Il semble si distant, et pourtant si proche de moi, à quelques centimètres près.
-Pourquoi serais-je comme ça ? me lance-t-il, sans ralentir le pas.
-Pourquoi me suis-tu toujours ? répliqué-je, bifurquant dans une ruelle à l'instar de mes pensées.
Il hausse simplement les épaules, prenant une profonde inspiration alors que ses yeux parcourent l'atmosphère glaciale qui nous entoure.
-Il fait si froid... Mais cela n'est-il pas idéal pour nous, enfants de la glace ? déclare-t-il, les bras ouverts en une posture quasi théâtrale, accueillant les premiers flocons de neige qui descendent du ciel telles des étoiles éphémères.
Taehyung est ainsi, toujours prompt à détourner la conversation vers de nouveaux horizons, esquivant habilement les questions qui lui sont adressées.
°
Ne me demandez pas comment ni pourquoi je me suis laissé entraîner dans cette folie. Assis à une table de fast-food, face à un Taehyung insatiable, je ne peux m'empêcher de me questionner sur son énigmatique capacité à dévorer sans prendre le moindre gramme de graisse.
Je suppose que c'est parce que son ventre a émis un grondement menaçant, suivi d'un petit "Oups" gêné de sa part, qu'il m'a entraîné de force dans ce restaurant. D'ordinaire, j'aurais catégoriquement refusé, l'envoyant promener comme je le fais si bien. Mais aujourd'hui, je crois que...

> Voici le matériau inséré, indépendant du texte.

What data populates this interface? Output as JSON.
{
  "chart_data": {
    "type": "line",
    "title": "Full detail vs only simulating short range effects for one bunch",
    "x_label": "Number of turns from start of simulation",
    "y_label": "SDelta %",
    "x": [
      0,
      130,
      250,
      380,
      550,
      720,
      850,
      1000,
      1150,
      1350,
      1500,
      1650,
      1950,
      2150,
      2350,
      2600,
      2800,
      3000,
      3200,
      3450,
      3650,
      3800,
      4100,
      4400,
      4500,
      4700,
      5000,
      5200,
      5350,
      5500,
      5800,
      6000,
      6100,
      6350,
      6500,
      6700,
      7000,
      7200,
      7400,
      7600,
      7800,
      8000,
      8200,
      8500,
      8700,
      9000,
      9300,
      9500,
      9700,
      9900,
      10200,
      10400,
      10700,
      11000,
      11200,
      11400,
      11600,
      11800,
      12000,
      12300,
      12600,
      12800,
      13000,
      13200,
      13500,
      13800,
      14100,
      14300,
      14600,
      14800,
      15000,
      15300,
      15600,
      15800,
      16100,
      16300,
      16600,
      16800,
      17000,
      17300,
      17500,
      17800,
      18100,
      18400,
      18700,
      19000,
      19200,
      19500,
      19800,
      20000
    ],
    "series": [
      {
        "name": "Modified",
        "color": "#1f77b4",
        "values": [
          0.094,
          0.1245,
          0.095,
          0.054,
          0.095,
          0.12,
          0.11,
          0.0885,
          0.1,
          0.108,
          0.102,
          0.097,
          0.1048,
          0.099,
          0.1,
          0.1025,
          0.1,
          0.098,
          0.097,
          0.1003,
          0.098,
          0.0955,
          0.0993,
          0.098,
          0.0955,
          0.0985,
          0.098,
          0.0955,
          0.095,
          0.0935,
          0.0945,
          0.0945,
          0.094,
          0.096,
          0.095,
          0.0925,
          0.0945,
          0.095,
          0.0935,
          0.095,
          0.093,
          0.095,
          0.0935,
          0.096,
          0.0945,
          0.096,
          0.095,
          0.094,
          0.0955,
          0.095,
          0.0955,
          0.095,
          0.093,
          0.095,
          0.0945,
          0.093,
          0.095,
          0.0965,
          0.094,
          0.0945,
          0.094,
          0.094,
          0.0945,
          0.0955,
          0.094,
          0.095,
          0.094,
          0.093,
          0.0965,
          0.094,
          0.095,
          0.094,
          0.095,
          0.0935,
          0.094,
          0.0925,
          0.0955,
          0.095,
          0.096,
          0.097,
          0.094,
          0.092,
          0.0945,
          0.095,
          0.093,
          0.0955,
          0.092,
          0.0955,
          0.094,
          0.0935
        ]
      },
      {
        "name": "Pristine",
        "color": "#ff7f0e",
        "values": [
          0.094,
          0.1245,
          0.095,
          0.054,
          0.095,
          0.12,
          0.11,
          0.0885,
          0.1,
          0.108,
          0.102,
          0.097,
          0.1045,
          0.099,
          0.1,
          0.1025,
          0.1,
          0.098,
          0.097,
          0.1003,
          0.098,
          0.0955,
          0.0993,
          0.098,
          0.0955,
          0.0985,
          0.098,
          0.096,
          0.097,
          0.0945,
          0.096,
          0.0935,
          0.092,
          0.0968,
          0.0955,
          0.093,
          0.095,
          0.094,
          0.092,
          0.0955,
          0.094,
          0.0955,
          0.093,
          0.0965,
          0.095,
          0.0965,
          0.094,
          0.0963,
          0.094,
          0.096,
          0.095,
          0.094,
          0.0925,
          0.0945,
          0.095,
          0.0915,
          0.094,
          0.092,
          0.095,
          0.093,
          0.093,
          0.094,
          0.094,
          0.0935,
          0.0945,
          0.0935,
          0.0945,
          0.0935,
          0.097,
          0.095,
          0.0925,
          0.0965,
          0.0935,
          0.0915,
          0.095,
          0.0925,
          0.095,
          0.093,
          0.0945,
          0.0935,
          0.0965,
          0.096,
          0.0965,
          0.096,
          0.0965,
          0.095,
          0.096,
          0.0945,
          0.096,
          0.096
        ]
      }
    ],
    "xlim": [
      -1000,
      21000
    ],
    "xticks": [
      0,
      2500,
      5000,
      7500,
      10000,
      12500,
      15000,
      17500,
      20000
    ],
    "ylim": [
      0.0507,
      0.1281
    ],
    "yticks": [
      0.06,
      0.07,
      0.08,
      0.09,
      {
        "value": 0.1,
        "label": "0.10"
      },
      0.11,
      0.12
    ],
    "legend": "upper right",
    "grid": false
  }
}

-Tu ne manges pas ? m'interrompt-il, la bouche pleine de frites.
...je n'avais pas envie d'être seul, simplement.
-On ne parle pas la bouche pleine, Kim, lui rappelé-je d'un ton sévère.
-Pourquoi n'utilises-tu jamais mon prénom ? C'est frustrant... se plaint-il, réalisant une moue enfantine que je déteste autant qu'elle lui sied à ravir.